Abstract

Myocardial performance is tightly regulated by sarcomere length (SL), which is thought to be due at least in part to concurrent changes in myofilament lattice spacing and the relative proximity (and binding probability) of myosin heads to actin. Furthermore, crossbridge binding enhances Ca2+ binding to troponin (Tn) in cardiac muscle, a unique form of cooperative thin filament activation whose mechanism is currently unknown. Experiments here were designed to test the hypothesis that the properties of Tn are important in determining the SL dependence of force in cardiac muscle.
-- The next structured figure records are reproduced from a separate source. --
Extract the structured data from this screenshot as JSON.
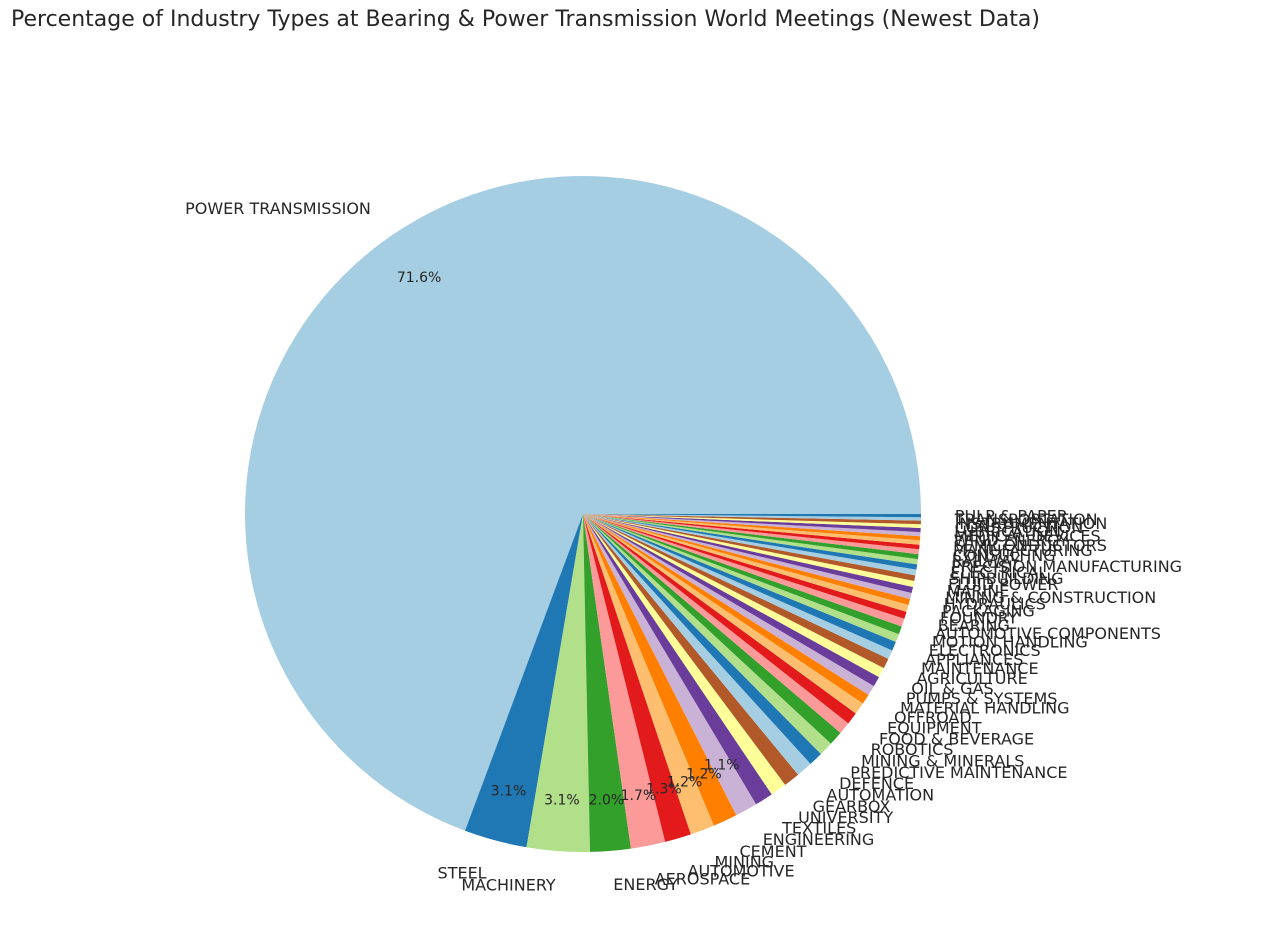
{
  "chart_data": {
    "type": "pie",
    "title": "Percentage of Industry Types at Bearing & Power Transmission World Meetings (Newest Data)",
    "slices": [
      {
        "label": "POWER TRANSMISSION",
        "value": 71.6,
        "pct_label": "71.6%"
      },
      {
        "label": "STEEL",
        "value": 3.1,
        "pct_label": "3.1%"
      },
      {
        "label": "MACHINERY",
        "value": 3.1,
        "pct_label": "3.1%"
      },
      {
        "label": "ENERGY",
        "value": 2.0,
        "pct_label": "2.0%"
      },
      {
        "label": "AEROSPACE",
        "value": 1.7,
        "pct_label": "1.7%"
      },
      {
        "label": "AUTOMOTIVE",
        "value": 1.3,
        "pct_label": "1.3%"
      },
      {
        "label": "MINING",
        "value": 1.2,
        "pct_label": "1.2%"
      },
      {
        "label": "CEMENT",
        "value": 1.2,
        "pct_label": "1.2%"
      },
      {
        "label": "ENGINEERING",
        "value": 1.1,
        "pct_label": "1.1%"
      },
      {
        "label": "TEXTILES",
        "value": 0.9
      },
      {
        "label": "UNIVERSITY",
        "value": 0.8
      },
      {
        "label": "GEARBOX",
        "value": 0.8
      },
      {
        "label": "AUTOMATION",
        "value": 0.8
      },
      {
        "label": "DEFENCE",
        "value": 0.7
      },
      {
        "label": "PREDICTIVE MAINTENANCE",
        "value": 0.7
      },
      {
        "label": "MINING & MINERALS",
        "value": 0.7
      },
      {
        "label": "ROBOTICS",
        "value": 0.6
      },
      {
        "label": "FOOD & BEVERAGE",
        "value": 0.6
      },
      {
        "label": "EQUIPMENT",
        "value": 0.6
      },
      {
        "label": "OFFROAD",
        "value": 0.5
      },
      {
        "label": "MATERIAL HANDLING",
        "value": 0.5
      },
      {
        "label": "PUMPS & SYSTEMS",
        "value": 0.5
      },
      {
        "label": "OIL & GAS",
        "value": 0.5
      },
      {
        "label": "AGRICULTURE",
        "value": 0.5
      },
      {
        "label": "MAINTENANCE",
        "value": 0.45
      },
      {
        "label": "APPLIANCES",
        "value": 0.45
      },
      {
        "label": "ELECTRONICS",
        "value": 0.4
      },
      {
        "label": "MOTION HANDLING",
        "value": 0.4
      },
      {
        "label": "AUTOMOTIVE COMPONENTS",
        "value": 0.4
      },
      {
        "label": "BEARING",
        "value": 0.35
      },
      {
        "label": "FOUNDRY",
        "value": 0.35
      },
      {
        "label": "PACKAGING",
        "value": 0.3
      },
      {
        "label": "HYDRAULICS",
        "value": 0.3
      },
      {
        "label": "MINING & CONSTRUCTION",
        "value": 0.3
      },
      {
        "label": "MARINE",
        "value": 0.3
      },
      {
        "label": "FLUID POWER",
        "value": 0.28
      },
      {
        "label": "SHIPBUILDING",
        "value": 0.28
      },
      {
        "label": "ELECTRICAL",
        "value": 0.26
      },
      {
        "label": "PRECISION MANUFACTURING",
        "value": 0.26
      },
      {
        "label": "RAILWAY",
        "value": 0.24
      },
      {
        "label": "CONSULTING",
        "value": 0.24
      },
      {
        "label": "MANUFACTURING",
        "value": 0.22
      },
      {
        "label": "SEMICONDUCTORS",
        "value": 0.22
      },
      {
        "label": "WIND ENERGY",
        "value": 0.2
      },
      {
        "label": "MEDICAL DEVICES",
        "value": 0.2
      },
      {
        "label": "LUBRICATION",
        "value": 0.2
      },
      {
        "label": "CONSTRUCTION",
        "value": 0.18
      },
      {
        "label": "INSTRUMENTATION",
        "value": 0.18
      },
      {
        "label": "TRANSPORTATION",
        "value": 0.16
      },
      {
        "label": "PULP & PAPER",
        "value": 0.16
      }
    ],
    "colors": [
      "#a6cee3",
      "#1f78b4",
      "#b2df8a",
      "#33a02c",
      "#fb9a99",
      "#e31a1c",
      "#fdbf6f",
      "#ff7f00",
      "#cab2d6",
      "#6a3d9a",
      "#ffff99",
      "#b15928"
    ],
    "start_angle_deg": 0,
    "direction": "counterclockwise",
    "legend": "none"
  }
}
We compared trabeculae exchanged with WT cTn vs. cTn containing a mutant (L48Q) cTnC with enhanced Ca2+ affinity. L48Q cTnC caused a left-shift in the force-pCa relationship at long (2.3 μm) SL as compared to WT cTnC. Interestingly, L48Q cTnC effectively eliminated SL-dependence of the force-pCa relationship, via a much larger left-shift at short SL, while SL dependence of Fmax was unaffected. This suggests that SL-dependence of cardiac force development can be greatly influenced by the properties of native cTn, perhaps by limiting crossbridge binding, and that this effect is likely most important at shorter SL. Furthermore, increasing the Ca2+ binding and/or cTnC-cTnI interaction properties of cTn (such as with L48Q cTnC) can reduce or eliminate this limitation. Ongoing experiments will determine whether TnI phosphorylation can restore SL dependence by decreasing Tn Ca2+ affinity, thereby reducing myosin access to actin binding sites. This will also be tested by exchange with I61Q cTnC-Tn, a mutant with reduced Ca2+ affinity. Overall, these results imply that the cardiac length-force relationship is governed, at least in part, by properties of thin filament regulatory units. Support appreciated from NIH R01 HL 65497 (MR) and T32 HL07828 (FSK).